Introduction
These three extraordinary articles began when we read a technical paper in the obscure scholarly journal Numen. Titled “The Disappearance of the God-Fearers,” the paper was written by A. Thomas Kraabel, dean of Luther College in Decorah, Iowa. Kraabel is one of the most prominent specialists in Hellenistic Judaism and an expert in the archaeology of ancient synagogues.
The God-fearers are commonly thought to be that large group of “semi-Jews,” referred to several times in the New Testament, who provided some of the earliest and most important converts to Christianity. The God-fearers frequented the synagogue, professed monotheism and observed many, but not all, Jewish religious laws. They are of major significance in the study of early Christianity and Judaism.
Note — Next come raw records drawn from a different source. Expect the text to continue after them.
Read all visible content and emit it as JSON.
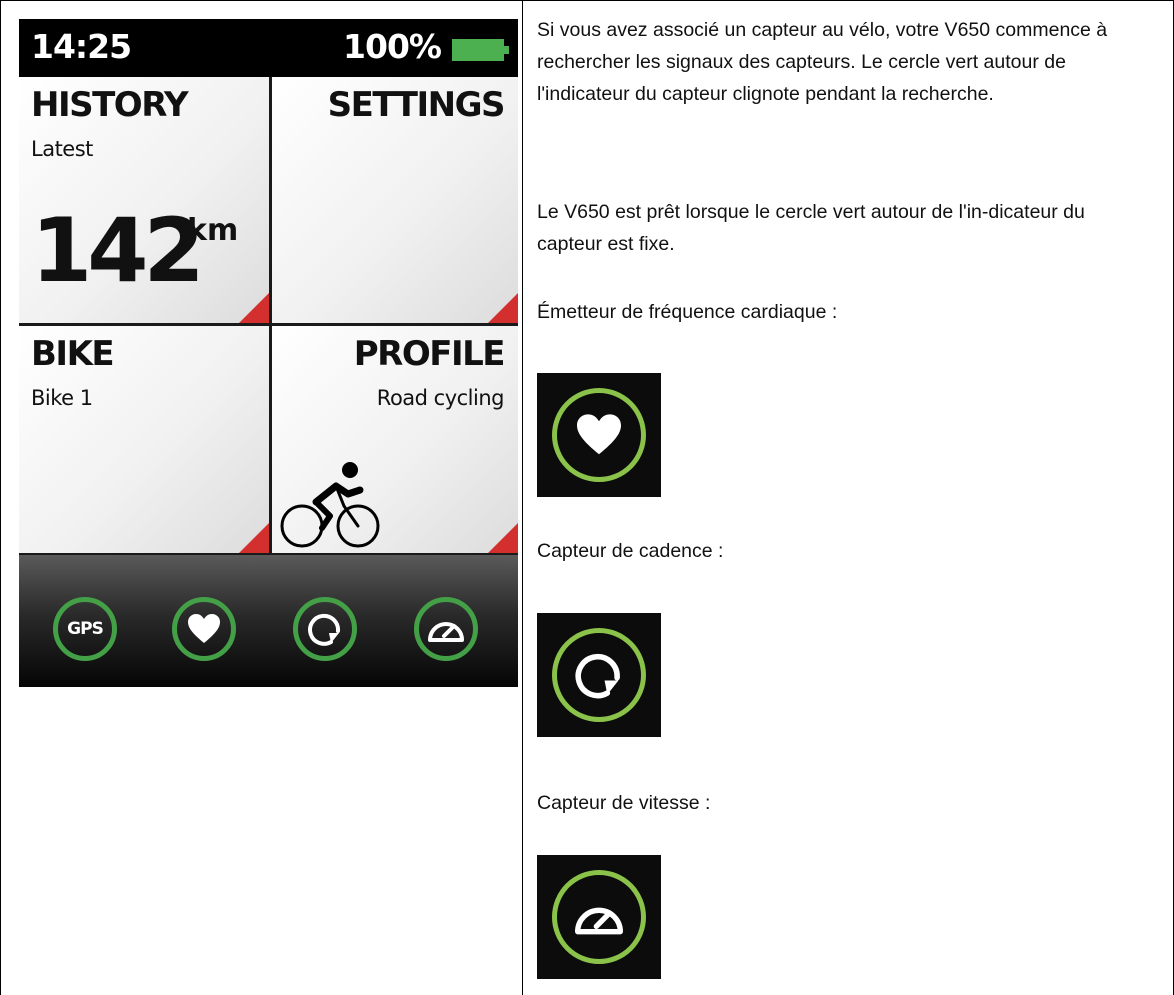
{
  "device": {
    "status": {
      "time": "14:25",
      "battery_percent": "100%",
      "battery_level": 1.0
    },
    "tiles": {
      "history": {
        "title": "HISTORY",
        "subtitle": "Latest",
        "value": "142",
        "unit": "km"
      },
      "settings": {
        "title": "SETTINGS"
      },
      "bike": {
        "title": "BIKE",
        "subtitle": "Bike 1"
      },
      "profile": {
        "title": "PROFILE",
        "subtitle": "Road cycling",
        "icon": "cyclist-icon"
      }
    },
    "sensors": [
      {
        "name": "gps",
        "label": "GPS",
        "icon": "gps-icon"
      },
      {
        "name": "heart-rate",
        "icon": "heart-icon"
      },
      {
        "name": "cadence",
        "icon": "cadence-icon"
      },
      {
        "name": "speed",
        "icon": "speedometer-icon"
      }
    ],
    "colors": {
      "sensor_ring": "#43a047",
      "corner_accent": "#d32f2f",
      "battery": "#4caf50"
    }
  },
  "doc": {
    "p1": "Si vous avez associé un capteur au vélo, votre V650 commence à rechercher les signaux des capteurs. Le cercle vert autour de l'indicateur du capteur clignote pendant la recherche.",
    "p2": "Le V650 est prêt lorsque le cercle vert autour de l'in-dicateur du capteur est fixe.",
    "hr_label": "Émetteur de fréquence cardiaque :",
    "cadence_label": "Capteur de cadence :",
    "speed_label": "Capteur de vitesse :",
    "icons": [
      "heart-icon",
      "cadence-icon",
      "speedometer-icon"
    ],
    "colors": {
      "icon_ring": "#8bc34a"
    }
  }
}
If the God-fearers were indeed “disappearing,” this was a major scholarly development that needed to be brought to the attention of BAR readers. So we contacted Tom Kraabel and asked him to write up his findings in a way that would be understandable to a lay audience. Kraabel teamed up with his former student Robert MacLennan, now Reverend MacLennan, to produce the article “The God-Fearers: A Literary and Theological Invention.”
In the course of preparing the MacLennan/Kraabel article for publication, it became obvious that the matter was more complicated than we had at first thought. Kraabel’s scholarly paper had not won universal agreement among the coterie of experts who speak to one another through arcane journals. One of the dissenters was Professor Louis Feldman of Yeshiva University in New York. If Kraabel could speak of the “disappearance” of the God-fearers, Feldman would make them “reappear,” he said.